If it is always dangerous to talk about the voting, some coincidences can be meaningless. The map of forbearance, in the first round of regional elections, strangely resembles that of the vote for the national Front. The strike of the polls and support for the extreme right party were thus more marked in the industrial France of Northeast particularly affected by the crisis. The two most spectacular teachings of this vote - the record low turnout and the relief of the FN - were thus part linked.
The sociology of the vote, or non-vote, illuminates this phenomenon. First are popular, and including workers, environments that have shunned the polling booths and voted in favour of training according. A survey conducted March 14 by OpinionWay (1) indicates that 62 of workers would be abstentions against 47 of senior managers. There, on the other hand, it's among the workers that the FN gets its best scores. He would have received 22 of their votes according to CSA (2) and 19 from OpinionWay, or more than the UMP in the environment (respectively 15 and 17).

These figures say, is not more clearly, how the 2007 sarkozyste Alchemy faded. The UMP candidate then managed to capture the votes of this pain France in the Northeast. His resoluteness had seduced a fraction of the electorate popular and reduced the influence of the lepénisme.

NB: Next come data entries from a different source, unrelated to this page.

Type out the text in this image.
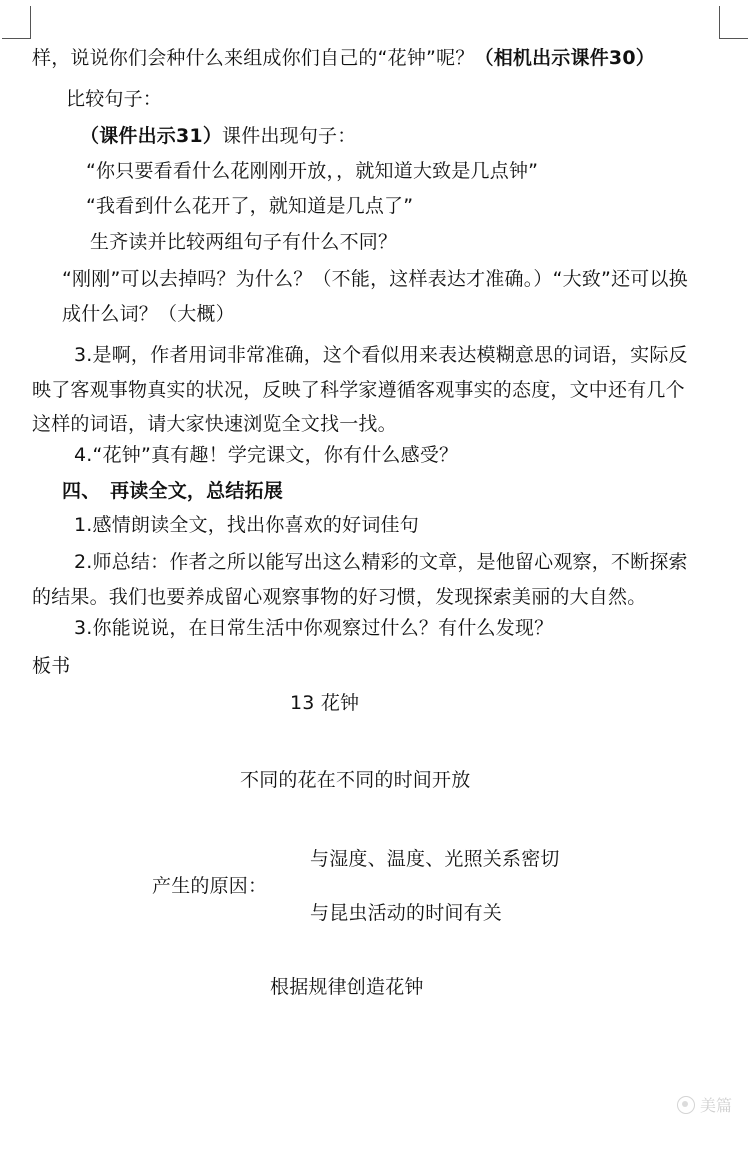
样，说说你们会种什么来组成你们自己的“花钟”呢？（相机出示课件30）
比较句子：
（课件出示31）课件出现句子：
“你只要看看什么花刚刚开放，，就知道大致是几点钟”
“我看到什么花开了，就知道是几点了”
生齐读并比较两组句子有什么不同？
“刚刚”可以去掉吗？为什么？（不能，这样表达才准确。）“大致”还可以换
成什么词？（大概）
3.是啊，作者用词非常准确，这个看似用来表达模糊意思的词语，实际反
映了客观事物真实的状况，反映了科学家遵循客观事实的态度，文中还有几个
这样的词语，请大家快速浏览全文找一找。
4.“花钟”真有趣！学完课文，你有什么感受？
四、　再读全文，总结拓展
1.感情朗读全文，找出你喜欢的好词佳句
2.师总结：作者之所以能写出这么精彩的文章，是他留心观察，不断探索
的结果。我们也要养成留心观察事物的好习惯，发现探索美丽的大自然。
3.你能说说，在日常生活中你观察过什么？有什么发现？
板书
13 花钟
不同的花在不同的时间开放
与湿度、温度、光照关系密切
产生的原因：
与昆虫活动的时间有关
根据规律创造花钟
美篇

Hard hit by the crisis and disappointed by the results of the Government in economic matters but also security policy and immigration, working France to massively veered away from the presidential majority. The phenomenon is probably not stable and there is little that it can be treated by any communication performance either.
The multifaceted repudiation of the popular categories is troubling for the UMP as their conquest often determines the electoral victories. In this regard, the choice of the leaders of the presidential majority minimize the warning of the ballot box Sunday night threatening to not be profitable in the second round. When voters feel to face a form of deafness of power, they are likely to repeat with stronger yet their message the following Sunday. Recall, moreover, that the general rule is that a second round confirms or even accentuate them trends revealed in the first.
Right turn and under very adverse conditions the March 21 vote. In the light of the figures in the first round, the left retains actual chances of winning all regions. Specifically, only Alsace seems still able to escape. In this region, run-off elections is very open with, perhaps, a slight advantage to the right. On paper, on the other hand, Corsica should switch to the left following the merger of its different lists.
The Socialist Presidents see their re-election greatly facilitated by the almost general merger of their lists with the ecologists or the left Front. Contrary to the hopes of the UMP, the vast majority of the voters of Europe ecology - between two thirds and three quarters surveys s ' are ready to support the left lists. In the three regions where the left is divided-l'Aquitaine, Brittany and the Limousin - ahead is such that his victory is not endangered.
The existence of twelve triangular with presence of the FN in the second round is another factor of success for the left. But this clearly should less victories in this configuration in 2004. There is little in Alsace, champagne-Ardenne and Franche-Comté that the left prevail, perhaps with the participation of the extreme-right in the decisive round. Elsewhere, the advance of the outgoing regional majorities is sufficient for their success depend not this configuration. Because the electorate frontist, more protest ever, is now very little inclined to come to the rescue of the UMP. For left-right duel, OpinionWay tells us, only 35 of them would vote for 42 of abstentions, of votes and list of the presidential majority against 23 for those left white or null. If one adds that the residual electorate of the Modem seems to be rather left leaning, measure the splendid isolation of the Party of the President.